「そんなのやるわけないじゃない!」
大澤氏が理事長を務める社会福祉法人・明光会に電話をかけ、職員に趣旨を伝えると、「少々お待ちください」と保留音に。数分後、電話口に現れたのは、大澤氏本人だった。
––––19年度、知事を退任される直前に大規模修繕事業の予算を増額されています。
「覚えていませんよ。現場の仕事に、私はタッチしてなかったですから」
––––ご自身の運営施設に補助金が優先的に回るよう働きかけたことはありますか?
「そんなのやるわけないじゃない! 福祉施設なんて、群馬県にいっぱいあるんだよ。それを特別に、私のところに補助金をつけるなんてこと……部長連中も職員連中もみんないるわけですよ。それを上からトップダウンで下ろすなんてこと、間違ってもできるわけないじゃない。

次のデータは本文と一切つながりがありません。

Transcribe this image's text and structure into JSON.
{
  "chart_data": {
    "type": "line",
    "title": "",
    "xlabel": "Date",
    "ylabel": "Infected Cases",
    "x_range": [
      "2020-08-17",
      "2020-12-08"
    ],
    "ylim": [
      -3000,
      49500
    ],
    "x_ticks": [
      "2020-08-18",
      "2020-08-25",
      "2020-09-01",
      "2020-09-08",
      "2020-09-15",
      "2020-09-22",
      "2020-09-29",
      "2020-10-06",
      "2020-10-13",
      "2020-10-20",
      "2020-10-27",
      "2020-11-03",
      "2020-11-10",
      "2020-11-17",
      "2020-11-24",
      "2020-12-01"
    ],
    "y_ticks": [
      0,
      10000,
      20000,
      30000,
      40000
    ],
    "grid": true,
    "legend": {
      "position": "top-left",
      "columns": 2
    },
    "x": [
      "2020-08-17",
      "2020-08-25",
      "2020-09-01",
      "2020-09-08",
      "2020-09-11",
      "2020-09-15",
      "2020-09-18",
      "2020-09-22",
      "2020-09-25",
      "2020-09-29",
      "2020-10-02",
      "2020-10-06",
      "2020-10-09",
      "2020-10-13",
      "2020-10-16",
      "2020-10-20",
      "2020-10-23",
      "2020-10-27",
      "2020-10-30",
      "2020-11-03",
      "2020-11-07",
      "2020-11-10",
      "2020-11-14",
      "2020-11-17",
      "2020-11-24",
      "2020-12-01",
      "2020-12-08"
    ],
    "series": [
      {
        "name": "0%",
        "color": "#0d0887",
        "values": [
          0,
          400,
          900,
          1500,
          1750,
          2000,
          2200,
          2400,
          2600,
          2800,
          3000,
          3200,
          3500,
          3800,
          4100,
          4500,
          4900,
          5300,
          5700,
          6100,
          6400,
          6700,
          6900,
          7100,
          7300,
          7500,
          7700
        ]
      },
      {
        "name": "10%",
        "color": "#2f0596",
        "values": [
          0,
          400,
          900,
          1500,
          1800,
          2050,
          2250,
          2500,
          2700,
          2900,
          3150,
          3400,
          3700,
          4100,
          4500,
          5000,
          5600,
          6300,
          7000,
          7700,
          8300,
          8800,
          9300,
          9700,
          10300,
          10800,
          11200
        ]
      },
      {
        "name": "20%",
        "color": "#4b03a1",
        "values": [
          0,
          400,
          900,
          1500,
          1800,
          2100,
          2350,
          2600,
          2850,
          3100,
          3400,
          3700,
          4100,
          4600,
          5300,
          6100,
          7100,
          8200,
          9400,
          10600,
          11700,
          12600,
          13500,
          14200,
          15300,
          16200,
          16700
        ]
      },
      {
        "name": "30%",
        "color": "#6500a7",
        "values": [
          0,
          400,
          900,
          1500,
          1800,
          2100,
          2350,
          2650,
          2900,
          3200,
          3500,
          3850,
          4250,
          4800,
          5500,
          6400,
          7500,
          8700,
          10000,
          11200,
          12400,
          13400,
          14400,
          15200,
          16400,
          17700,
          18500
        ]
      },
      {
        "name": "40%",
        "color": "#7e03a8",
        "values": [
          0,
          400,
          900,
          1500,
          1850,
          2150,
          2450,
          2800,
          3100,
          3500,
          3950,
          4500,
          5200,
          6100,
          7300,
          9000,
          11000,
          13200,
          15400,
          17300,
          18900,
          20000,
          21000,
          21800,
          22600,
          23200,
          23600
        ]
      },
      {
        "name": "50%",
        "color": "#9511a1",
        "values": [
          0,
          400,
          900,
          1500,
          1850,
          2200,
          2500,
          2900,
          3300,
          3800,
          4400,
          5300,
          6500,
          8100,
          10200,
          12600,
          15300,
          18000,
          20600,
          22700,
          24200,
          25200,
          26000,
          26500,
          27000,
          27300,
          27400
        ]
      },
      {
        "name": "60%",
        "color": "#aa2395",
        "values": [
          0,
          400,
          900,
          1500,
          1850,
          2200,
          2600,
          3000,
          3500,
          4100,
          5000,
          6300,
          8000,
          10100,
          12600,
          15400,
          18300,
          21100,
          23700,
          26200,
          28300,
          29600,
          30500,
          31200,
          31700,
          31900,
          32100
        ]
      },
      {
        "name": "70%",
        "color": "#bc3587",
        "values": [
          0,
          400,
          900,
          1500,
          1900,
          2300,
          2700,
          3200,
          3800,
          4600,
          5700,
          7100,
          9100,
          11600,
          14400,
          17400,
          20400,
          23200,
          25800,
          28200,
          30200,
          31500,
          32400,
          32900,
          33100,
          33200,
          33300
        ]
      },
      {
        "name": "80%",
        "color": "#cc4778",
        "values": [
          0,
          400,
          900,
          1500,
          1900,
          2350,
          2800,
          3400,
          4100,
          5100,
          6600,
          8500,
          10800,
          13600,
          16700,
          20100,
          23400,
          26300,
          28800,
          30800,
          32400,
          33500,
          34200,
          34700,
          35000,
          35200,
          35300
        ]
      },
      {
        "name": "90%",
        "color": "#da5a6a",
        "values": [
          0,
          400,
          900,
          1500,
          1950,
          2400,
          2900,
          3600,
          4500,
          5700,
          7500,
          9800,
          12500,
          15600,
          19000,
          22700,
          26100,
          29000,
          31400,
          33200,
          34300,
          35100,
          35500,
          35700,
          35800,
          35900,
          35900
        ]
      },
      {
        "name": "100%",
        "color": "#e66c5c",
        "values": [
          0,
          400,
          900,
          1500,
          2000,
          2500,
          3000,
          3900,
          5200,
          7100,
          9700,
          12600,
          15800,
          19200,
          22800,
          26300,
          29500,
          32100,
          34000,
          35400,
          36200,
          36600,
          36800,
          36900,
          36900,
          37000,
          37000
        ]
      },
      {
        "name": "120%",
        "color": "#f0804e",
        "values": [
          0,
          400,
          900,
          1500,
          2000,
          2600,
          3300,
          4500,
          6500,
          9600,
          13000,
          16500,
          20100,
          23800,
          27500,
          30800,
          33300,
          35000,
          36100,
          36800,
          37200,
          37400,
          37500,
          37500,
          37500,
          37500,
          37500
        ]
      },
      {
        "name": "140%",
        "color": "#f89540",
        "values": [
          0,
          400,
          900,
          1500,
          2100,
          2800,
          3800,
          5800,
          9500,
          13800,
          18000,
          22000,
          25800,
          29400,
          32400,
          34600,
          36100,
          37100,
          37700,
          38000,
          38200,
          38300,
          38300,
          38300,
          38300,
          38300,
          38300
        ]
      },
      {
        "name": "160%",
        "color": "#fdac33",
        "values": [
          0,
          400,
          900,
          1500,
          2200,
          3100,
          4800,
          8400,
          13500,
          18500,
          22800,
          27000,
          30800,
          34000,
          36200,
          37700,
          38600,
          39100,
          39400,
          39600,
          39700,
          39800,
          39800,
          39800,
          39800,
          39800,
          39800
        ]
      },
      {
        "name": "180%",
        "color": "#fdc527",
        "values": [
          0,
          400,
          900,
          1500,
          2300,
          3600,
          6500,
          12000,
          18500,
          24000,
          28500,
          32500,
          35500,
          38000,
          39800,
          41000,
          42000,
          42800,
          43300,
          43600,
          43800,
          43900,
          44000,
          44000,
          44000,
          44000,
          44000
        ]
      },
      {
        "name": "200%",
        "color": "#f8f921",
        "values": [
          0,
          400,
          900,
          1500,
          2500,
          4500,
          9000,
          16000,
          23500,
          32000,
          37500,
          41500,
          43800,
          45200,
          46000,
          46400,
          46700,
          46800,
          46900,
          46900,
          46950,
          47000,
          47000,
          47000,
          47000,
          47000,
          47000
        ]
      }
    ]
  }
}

常識で考えてくださいよ。そんなことには、いっさい携わっていません。信念をもって、そう言えますよ」
大澤氏は強い口調ですべてを否定した。
だが、冒頭で取材に応じた施設長は、「補助金が一部の人に私物化されているのではないかと正直思ってしまいます」と複雑な胸の内を明かし、最後にこう言った。
「入居者さんには、雨漏りのない、冬はもっと暖かい部屋で過ごしてほしい。だから、今年も補助金の申請を出すつもりです」
疑念の入り込む余地のない、公平で開かれた補助金事業の運用が望まれている。